Miró tristemente al otro lado del dormitorio, hacia donde la
métisse
estaba tumbada con gran tranquilidad momentánea. Y dijo:
—No lo aceptaría de otra forma. Ahí tiene a una muchacha a la que han implicado sus padres… ¿cuál será su futuro cuando caiga este puerto? Francia es sólo su media patria…
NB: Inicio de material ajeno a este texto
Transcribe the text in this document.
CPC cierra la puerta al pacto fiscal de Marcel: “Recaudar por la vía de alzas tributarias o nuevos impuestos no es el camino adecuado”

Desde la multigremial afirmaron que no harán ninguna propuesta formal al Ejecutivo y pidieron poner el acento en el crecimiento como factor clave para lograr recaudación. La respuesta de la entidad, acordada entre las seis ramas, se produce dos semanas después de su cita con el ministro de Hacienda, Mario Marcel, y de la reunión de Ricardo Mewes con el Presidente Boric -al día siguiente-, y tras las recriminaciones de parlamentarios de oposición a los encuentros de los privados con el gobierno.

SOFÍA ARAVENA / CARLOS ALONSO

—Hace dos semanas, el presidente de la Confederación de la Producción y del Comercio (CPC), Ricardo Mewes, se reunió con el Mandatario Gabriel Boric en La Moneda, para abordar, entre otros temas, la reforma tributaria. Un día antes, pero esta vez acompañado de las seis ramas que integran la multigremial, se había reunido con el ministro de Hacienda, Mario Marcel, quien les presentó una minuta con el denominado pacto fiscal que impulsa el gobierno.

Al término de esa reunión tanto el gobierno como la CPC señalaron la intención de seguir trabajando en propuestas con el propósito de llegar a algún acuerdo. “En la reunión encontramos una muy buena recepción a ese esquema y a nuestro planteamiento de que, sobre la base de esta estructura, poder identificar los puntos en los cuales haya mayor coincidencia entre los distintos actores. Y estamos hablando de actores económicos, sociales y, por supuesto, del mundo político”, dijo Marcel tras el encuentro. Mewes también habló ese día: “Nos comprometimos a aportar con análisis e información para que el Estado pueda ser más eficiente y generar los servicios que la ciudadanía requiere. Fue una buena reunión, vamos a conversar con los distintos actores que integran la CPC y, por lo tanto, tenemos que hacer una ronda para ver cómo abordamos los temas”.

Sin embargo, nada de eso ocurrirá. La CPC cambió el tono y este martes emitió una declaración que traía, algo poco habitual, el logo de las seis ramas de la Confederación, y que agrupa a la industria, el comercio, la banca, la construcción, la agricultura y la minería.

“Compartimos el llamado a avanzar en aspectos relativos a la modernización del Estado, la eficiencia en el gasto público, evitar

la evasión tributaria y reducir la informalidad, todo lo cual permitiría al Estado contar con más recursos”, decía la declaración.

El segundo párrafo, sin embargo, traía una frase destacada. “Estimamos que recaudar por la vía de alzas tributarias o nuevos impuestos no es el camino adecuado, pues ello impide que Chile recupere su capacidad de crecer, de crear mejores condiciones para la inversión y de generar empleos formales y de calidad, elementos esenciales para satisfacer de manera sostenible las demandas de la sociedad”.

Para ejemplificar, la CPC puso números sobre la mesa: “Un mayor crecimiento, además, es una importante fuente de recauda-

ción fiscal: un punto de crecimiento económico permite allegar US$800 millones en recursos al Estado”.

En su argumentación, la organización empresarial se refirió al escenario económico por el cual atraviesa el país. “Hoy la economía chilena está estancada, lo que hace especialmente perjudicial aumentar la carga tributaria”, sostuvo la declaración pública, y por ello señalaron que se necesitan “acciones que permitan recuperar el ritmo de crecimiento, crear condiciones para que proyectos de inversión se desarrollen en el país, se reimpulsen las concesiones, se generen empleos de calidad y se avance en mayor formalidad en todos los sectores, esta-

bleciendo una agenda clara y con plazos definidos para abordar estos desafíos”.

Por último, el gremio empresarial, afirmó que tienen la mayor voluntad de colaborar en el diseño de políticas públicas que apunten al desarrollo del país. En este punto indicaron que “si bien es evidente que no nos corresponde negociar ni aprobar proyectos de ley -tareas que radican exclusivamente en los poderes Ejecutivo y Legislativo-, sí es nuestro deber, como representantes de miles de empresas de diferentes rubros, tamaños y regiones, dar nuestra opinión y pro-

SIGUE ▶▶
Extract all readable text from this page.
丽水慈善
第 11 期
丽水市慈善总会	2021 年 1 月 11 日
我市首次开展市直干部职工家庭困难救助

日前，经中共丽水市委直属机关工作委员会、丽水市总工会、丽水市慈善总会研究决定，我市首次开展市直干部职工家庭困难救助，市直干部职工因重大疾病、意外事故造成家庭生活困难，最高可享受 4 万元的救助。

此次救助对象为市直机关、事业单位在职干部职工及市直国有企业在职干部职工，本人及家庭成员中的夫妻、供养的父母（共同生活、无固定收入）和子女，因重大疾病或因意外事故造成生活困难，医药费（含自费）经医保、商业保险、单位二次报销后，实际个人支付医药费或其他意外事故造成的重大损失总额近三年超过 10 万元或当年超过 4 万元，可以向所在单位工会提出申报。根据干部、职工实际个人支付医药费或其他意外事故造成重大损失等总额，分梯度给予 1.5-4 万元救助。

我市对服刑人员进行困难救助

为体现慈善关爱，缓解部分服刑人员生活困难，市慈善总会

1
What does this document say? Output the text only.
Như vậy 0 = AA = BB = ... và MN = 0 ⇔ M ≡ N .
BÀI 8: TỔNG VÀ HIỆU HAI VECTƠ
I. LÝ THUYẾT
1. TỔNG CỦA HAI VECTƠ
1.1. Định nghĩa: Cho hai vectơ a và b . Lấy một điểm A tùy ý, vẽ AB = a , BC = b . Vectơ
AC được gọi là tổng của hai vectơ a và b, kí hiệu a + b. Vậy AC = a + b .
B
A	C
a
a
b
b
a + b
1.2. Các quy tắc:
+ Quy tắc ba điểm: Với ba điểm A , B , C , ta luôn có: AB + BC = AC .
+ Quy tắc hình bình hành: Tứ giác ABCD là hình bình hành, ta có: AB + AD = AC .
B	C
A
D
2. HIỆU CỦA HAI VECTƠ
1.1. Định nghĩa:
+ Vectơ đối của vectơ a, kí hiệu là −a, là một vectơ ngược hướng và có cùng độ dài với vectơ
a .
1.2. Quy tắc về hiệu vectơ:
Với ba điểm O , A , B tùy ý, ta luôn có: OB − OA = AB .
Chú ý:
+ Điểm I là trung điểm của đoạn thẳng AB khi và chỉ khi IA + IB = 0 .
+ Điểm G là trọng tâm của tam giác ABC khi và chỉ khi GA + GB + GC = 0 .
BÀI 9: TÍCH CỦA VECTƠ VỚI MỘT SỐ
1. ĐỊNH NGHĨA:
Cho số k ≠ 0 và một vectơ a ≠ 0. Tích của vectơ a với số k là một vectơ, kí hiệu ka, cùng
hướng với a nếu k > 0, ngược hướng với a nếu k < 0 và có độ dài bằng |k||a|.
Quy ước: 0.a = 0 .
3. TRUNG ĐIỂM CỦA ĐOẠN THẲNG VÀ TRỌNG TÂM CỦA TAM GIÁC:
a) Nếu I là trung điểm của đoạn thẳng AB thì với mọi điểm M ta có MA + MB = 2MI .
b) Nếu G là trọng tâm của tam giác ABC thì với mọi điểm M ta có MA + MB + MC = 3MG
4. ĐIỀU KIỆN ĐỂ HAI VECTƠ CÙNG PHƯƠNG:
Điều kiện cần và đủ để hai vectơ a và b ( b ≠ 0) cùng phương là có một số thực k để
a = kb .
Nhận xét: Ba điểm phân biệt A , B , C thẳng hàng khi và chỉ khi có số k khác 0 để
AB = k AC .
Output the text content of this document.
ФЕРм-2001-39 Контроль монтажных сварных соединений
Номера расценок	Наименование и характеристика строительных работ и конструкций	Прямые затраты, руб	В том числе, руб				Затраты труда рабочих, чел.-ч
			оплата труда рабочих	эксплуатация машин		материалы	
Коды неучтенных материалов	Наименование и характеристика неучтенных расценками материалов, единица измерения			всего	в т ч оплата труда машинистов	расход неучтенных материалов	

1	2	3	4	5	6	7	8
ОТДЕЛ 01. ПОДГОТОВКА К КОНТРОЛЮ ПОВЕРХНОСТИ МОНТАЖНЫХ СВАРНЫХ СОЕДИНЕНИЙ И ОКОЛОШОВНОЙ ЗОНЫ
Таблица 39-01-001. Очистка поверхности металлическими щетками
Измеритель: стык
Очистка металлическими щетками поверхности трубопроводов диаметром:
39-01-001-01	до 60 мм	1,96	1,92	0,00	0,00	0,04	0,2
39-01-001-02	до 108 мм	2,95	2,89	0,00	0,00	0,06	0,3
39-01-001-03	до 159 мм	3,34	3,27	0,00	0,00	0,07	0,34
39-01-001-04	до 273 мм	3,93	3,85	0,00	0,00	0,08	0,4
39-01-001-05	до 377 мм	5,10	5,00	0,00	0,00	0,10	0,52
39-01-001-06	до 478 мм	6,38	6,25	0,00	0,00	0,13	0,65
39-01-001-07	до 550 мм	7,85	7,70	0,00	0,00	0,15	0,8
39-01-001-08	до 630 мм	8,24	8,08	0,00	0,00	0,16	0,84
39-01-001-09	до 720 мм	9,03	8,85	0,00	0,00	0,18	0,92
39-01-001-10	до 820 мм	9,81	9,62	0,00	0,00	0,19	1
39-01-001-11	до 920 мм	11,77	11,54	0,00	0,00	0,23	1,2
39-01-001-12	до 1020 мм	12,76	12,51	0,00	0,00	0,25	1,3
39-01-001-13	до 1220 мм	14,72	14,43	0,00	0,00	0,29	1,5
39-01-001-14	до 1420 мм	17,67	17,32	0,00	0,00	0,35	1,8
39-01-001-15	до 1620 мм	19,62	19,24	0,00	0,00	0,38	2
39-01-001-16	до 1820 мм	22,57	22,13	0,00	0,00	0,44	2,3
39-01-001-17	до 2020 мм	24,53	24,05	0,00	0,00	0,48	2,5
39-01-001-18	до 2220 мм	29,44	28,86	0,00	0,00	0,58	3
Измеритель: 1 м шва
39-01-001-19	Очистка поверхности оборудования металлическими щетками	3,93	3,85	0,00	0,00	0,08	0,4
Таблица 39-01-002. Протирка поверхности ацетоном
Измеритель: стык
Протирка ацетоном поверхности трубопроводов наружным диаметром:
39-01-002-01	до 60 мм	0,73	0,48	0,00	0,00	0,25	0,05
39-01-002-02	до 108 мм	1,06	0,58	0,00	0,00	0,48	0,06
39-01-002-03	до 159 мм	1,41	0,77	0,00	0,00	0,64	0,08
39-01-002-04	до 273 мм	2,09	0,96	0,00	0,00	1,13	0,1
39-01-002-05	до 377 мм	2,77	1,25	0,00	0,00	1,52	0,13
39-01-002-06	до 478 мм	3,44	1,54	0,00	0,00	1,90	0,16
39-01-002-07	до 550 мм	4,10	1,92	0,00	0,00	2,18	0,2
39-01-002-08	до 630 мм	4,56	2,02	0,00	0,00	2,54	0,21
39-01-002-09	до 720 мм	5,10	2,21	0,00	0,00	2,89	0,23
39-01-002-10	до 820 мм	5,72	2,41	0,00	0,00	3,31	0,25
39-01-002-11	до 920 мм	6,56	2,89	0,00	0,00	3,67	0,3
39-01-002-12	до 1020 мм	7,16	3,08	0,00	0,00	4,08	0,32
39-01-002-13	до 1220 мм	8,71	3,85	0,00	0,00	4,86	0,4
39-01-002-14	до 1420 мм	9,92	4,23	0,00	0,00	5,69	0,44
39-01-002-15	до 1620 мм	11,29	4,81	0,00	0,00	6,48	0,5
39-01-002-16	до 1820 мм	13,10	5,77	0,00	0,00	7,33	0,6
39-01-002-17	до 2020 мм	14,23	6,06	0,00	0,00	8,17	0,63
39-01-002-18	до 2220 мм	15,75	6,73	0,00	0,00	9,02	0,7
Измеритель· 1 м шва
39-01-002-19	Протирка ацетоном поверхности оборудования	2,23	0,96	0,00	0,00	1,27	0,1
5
—¿Pero va a caer este puerto?
—Usted es periodista. Sabe mejor que yo que no vamos a ganar. Sabe que la carretera a Hanói la cortan y la minan todas las noches. Sabe que perdemos una promoción de St Cyr todos los años. Fuimos casi derrotados en el cincuenta. De Lattre nos ha dado dos años de gracia… eso es todo. Pero somos profesionales: tenemos que continuar luchando hasta que los políticos nos ordenen parar. Probablemente consigan reunirse y acordar la misma paz que podrían haber establecido desde el principio, convirtiendo en inútiles todos estos años.
Aquella cara fea que me había hecho un guiño antes del vuelo en picado tenía ahora cierto tipo de brutalidad profesional como una máscara de Navidad con agujeros a través de los cuales nos miran los ojos de un niño.
—No puede usted comprender lo inútil de todo esto, Fowler. No es usted uno de nosotros.